Un expediente ético reabierto sobre hechos ya contestados desata una grave denuncia institucional dentro del Colegio de la Abogacía de Entre Ríos
Una fuerte denuncia institucional sacude por estas horas al Colegio de la Abogacía de Entre Ríos. El abogado Carlos Guillermo Reggiardo presentó un duro planteo contra el presidente de la institución, Dr. Santiago Esquivel, acusándolo de haber impulsado dos veces la sustanciación de la misma causa disciplinaria dentro del expediente 4353 C.100, pese a que el profesional ya había sido notificado, había contestado el traslado y ejercido plenamente su derecho de defensa más de un año antes.
El caso, que tiene origen en un expediente extremadamente sensible vinculado a denuncias de abuso intrafamiliar y conflicto judicial por la representación de la madre de un menor, ahora escaló hacia una crisis institucional de enorme gravedad dentro del órgano que debería controlar éticamente el ejercicio profesional de la abogacía.
Según surge de la documentación analizada, las primeras denuncias y traslados fueron realizados durante el año 2024. Reggiardo no solo contestó formalmente las imputaciones, sino que además ofreció prueba, testigos y pidió la acumulación de actuaciones. Incluso acompañó denuncias propias contra la letrada denunciante, sosteniendo que existía abandono profesional y una utilización mediática del caso.
Sin embargo, pese a que el trámite ya había sido sustanciado, en mayo de 2026 volvió a notificársele un nuevo traslado dentro del mismo expediente y respecto de los mismos hechos base.
La situación generó un fuerte cuestionamiento jurídico y político dentro de la matrícula.
“Me vuelven a correr traslado de lo mismo. Mismo expediente, mismos hechos, mismas personas y mismas acusaciones. Ya había contestado hace más de un año. Esto no es un error administrativo menor, es una persecución institucional”, sostuvo el abogado en su presentación.
El punto más delicado: la doble sustanciación
El eje de la denuncia apunta directamente contra el rol del presidente del Colegio, Santiago Esquivel.
Según la documentación, Esquivel intervino primero en la resolución que dispuso hacer lugar a la sustanciación disciplinaria y elevar las actuaciones al Tribunal de Ética. Pero posteriormente volvió a intervenir ordenando un nuevo traslado respecto de escritos incorporados en el mismo expediente.
Para la denuncia presentada, ello configura una “reedición improcedente” del procedimiento disciplinario y una violación a principios elementales del debido proceso, como:
- la preclusión;
- la seguridad jurídica;
- el derecho de defensa;
- y la prohibición de persecución reiterada sobre los mismos hechos.
La presentación sostiene además que jamás se explicaron cuáles serían los hechos nuevos que justificarían una nueva imputación ética ni por qué razón correspondía reiniciar el trámite ya sustanciado.
“Si el Colegio puede volver indefinidamente sobre un expediente ya contestado, entonces ningún abogado tiene garantía mínima frente al poder disciplinario interno”, advirtió el letrado.
Un expediente atravesado por un caso sensible
Detrás de la disputa institucional existe un expediente extremadamente delicado relacionado con denuncias de abuso y fuertes conflictos familiares.

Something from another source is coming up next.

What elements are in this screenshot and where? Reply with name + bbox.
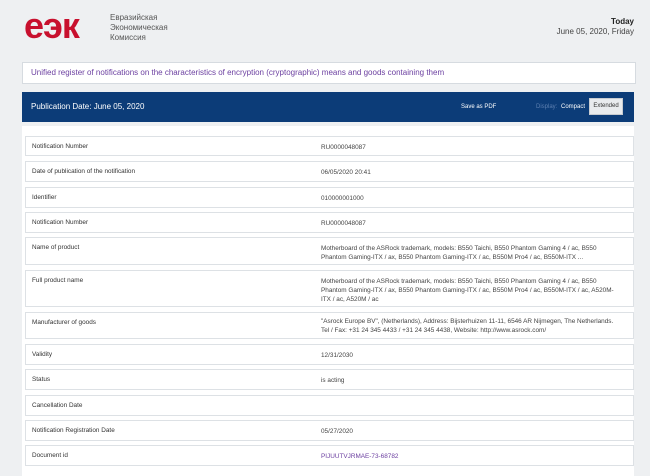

Sin revelar identidades protegidas ni detalles que puedan afectar a menores involucrados, el caso expone una disputa sobre la representación legal de la madre denunciante y sobre la intervención posterior de otros profesionales en la causa penal y de familia.
La situación se agravó por la exposición pública del caso, entrevistas radiales, audios y presentaciones cruzadas entre profesionales, transformando un conflicto profesional en una batalla abierta dentro del propio Colegio.
Reggiardo sostiene que ingresó a la causa a pedido de la madre del menor, cuando la relación con la anterior representación ya estaba quebrada. También afirma que la denunciante había sido previamente apartada y cuestionada por su actuación.
Acusan falta de imparcialidad y utilización política del Tribunal de Ética
La denuncia no solo cuestiona el aspecto procesal. También apunta a un presunto uso político del aparato disciplinario del Colegio.
En términos muy duros, el planteo sostiene que el órgano ético dejó de actuar como garantía institucional de la matrícula para transformarse en una herramienta de presión interna.
El abogado afirma que solicitó reiteradamente audiencias institucionales y nunca fue recibido, mientras simultáneamente avanzaban nuevas notificaciones disciplinarias sobre hechos ya contestados.
El caso comienza a abrir un debate incómodo dentro del foro entrerriano:
¿puede el mismo Colegio reabrir indefinidamente actuaciones ya sustanciadas?
¿existen límites reales al poder disciplinario interno?
¿qué garantías tiene un abogado frente a un procedimiento ético manejado por las mismas autoridades políticas de la institución?
Por ahora, la controversia recién empieza.